Photographer Spotlight: Rebecca Mitchell 

Getting To Know The Brilliance Behind The Lens 

Article by Savannah J. Yost

Photography by Erin Kelleher Photography

Originally published in Frederick Lifestyle

Rebecca Mitchell, Frederick Lifestyle's lead photographer, wasn’t planning to become a photographer. It just wasn’t on her radar. In fact, she had never even picked up a professional camera until a few years ago. 

Rebecca graduated from University of South Alabama with a business management degree and an enthusiasm for a future in family business. 

An unexpected turn of events brought her to the picturesque landscape in Maui, Hawaii. Given the opportunity, Rebecca jumped into an internship assisting a wedding photographer on the island. Before long, a fire was lit within her. Holding a camera meant having the ability to capture a moment in time, to savor that moment and then share it with others. And that was like magic. 

Rebecca spent two years in Maui and then gained experience in Alabama before returning to her home state, Maryland. Here, she continued photographing weddings but started to include studio work as well. She gained expertise as she spent time learning more about lighting and setting. She was definitely becoming a full-fledged professional photographer. She jokes, “5 years ago I would not have known how to set up a light stand. [And now] I get so excited about ordering new equipment.”

Photographing in Frederick, Maryland offered a new perspective to Rebecca, who had gotten comfortable with the landscape of Maui, Hawaii. What a contrast, after all: Maui’s white sand beaches to Frederick’s historic brick buildings! 

Rebecca adjusted to the completely different setting, and she enjoyed bringing to life Frederick’s beauty and charm in photographs. 

I would be remiss not to mention that although photographing in Frederick is a relatively new thing for Rebecca, Frederick itself is not! Indeed, she grew up in the area, and after moving back a few years ago, she began “rediscovering Frederick as an adult,” as she puts it. 

It may be a small city, but it has everything you need. 

“Downtown Frederick is one of my favorite places to photograph,” Rebecca expresses animatedly. “Parks, creeks, old buildings...It’s like a gold mine for photographers.” 

Rebecca finds deep satisfaction in knowing that her clients leave a session feeling confident. Hoping to focus more on style-focused photoshoots and portraits, she opened an in-home studio recently so that she can provide clients with a custom-style package—something fun, beautiful and out-of-the-box.
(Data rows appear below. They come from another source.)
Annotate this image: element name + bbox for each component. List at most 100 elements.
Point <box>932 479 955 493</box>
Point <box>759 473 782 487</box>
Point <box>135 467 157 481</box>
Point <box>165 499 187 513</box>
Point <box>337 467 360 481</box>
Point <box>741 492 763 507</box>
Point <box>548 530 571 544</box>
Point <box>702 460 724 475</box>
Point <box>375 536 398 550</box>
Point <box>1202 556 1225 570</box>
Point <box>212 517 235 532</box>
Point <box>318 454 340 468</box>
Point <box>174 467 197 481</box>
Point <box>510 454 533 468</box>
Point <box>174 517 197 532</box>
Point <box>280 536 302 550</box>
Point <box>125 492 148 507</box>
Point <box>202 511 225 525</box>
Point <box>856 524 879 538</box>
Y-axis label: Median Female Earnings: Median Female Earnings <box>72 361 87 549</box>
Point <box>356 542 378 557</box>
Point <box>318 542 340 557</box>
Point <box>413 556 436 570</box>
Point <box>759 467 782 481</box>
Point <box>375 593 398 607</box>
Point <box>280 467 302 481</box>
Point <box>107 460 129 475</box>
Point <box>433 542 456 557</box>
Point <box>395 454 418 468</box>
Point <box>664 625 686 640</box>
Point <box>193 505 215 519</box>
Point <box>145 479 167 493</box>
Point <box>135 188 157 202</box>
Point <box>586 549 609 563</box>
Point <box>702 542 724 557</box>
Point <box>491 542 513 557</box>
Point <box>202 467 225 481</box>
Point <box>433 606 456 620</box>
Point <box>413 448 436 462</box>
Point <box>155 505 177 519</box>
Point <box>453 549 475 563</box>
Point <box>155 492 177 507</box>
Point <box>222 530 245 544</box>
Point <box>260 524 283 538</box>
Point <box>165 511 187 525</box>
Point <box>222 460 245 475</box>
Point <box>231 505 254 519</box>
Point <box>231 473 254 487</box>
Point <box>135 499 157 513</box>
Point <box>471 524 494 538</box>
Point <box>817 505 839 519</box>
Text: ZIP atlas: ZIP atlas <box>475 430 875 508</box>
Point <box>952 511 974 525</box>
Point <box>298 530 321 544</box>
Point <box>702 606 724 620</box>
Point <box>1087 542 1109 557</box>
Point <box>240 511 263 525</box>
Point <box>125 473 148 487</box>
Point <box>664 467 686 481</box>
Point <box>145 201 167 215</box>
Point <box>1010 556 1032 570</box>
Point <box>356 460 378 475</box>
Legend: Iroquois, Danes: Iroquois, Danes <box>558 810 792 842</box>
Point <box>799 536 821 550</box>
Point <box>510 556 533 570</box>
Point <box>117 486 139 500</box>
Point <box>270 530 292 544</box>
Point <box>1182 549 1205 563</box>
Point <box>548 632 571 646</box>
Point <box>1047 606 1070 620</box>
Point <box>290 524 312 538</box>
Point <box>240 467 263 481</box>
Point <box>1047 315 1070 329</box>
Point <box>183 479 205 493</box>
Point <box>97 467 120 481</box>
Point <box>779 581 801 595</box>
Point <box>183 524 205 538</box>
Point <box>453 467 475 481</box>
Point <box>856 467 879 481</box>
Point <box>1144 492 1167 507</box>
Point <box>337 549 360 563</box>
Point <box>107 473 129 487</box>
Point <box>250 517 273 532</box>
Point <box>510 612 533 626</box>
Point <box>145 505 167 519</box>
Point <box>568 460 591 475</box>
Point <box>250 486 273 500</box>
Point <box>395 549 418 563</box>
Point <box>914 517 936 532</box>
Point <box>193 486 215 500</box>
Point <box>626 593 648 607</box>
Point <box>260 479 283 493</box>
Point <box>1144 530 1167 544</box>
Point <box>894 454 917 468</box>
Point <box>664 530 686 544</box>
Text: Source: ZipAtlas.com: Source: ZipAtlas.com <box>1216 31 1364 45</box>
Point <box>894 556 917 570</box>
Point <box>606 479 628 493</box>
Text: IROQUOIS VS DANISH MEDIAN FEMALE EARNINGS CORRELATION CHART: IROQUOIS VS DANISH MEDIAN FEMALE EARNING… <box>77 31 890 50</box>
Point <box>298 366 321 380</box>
If you want to be photographed in an open field with flowers, she wants to make it happen. When it comes to her clients, she “want[s] them to feel like the photos portray their personalities and...feel better than they’ve ever felt before in pictures.” 

But Rebecca’s creative genius doesn’t end with photos; in fact, it barely scratches the surface. This remarkable woman is also a master of words. She is currently ghost-writing for a few authors and planning to write and publish her own books. 

Rebecca has a grand vision, and is already working on her transition into the next chapter of her life. She wants to continue with storytelling—through both photos and words—but shift her focus from weddings to make more time for writing. 

To Rebecca, fiction writing means diving into a different world. But even “in fiction you get to tell people's stories because they are based on things you see in real life,” she explains. 

She has a heart for people’s stories and believes that those stories are something we take for granted in many ways. She continues, “Especially nowadays when we get just a highlight reel on social media, we miss the depth of peoples stories. We aren't taking the time to understand people, where they came from, and the work they put into their life.”

Our culture needs stories. Our culture needs to understand what makes people who they are. This would cultivate a deeper understanding of others and would foster empathy. It would enable us to meet people where they are rather than cast judgment right away. She states, “both writing and photography are so powerful in telling others' stories and empowering them with confidence and hope.” 

“We are so much more alike than we think.” 


Tips for a great photo session: 

1) Play some tunes to help you have fun and relax.

2) Have snacks for yourself, so you're not distracted by hunger during the shoot.

3) Wear something that makes you feel good! You will look your best when you feel your best.

4) Choose a photographer you love. Someone you connect with behind the camera is going to help you be yourself in front of the camera.

5) Just enjoy it! Your photo session should be an experience, not just a product. It's a memory to last for years to come!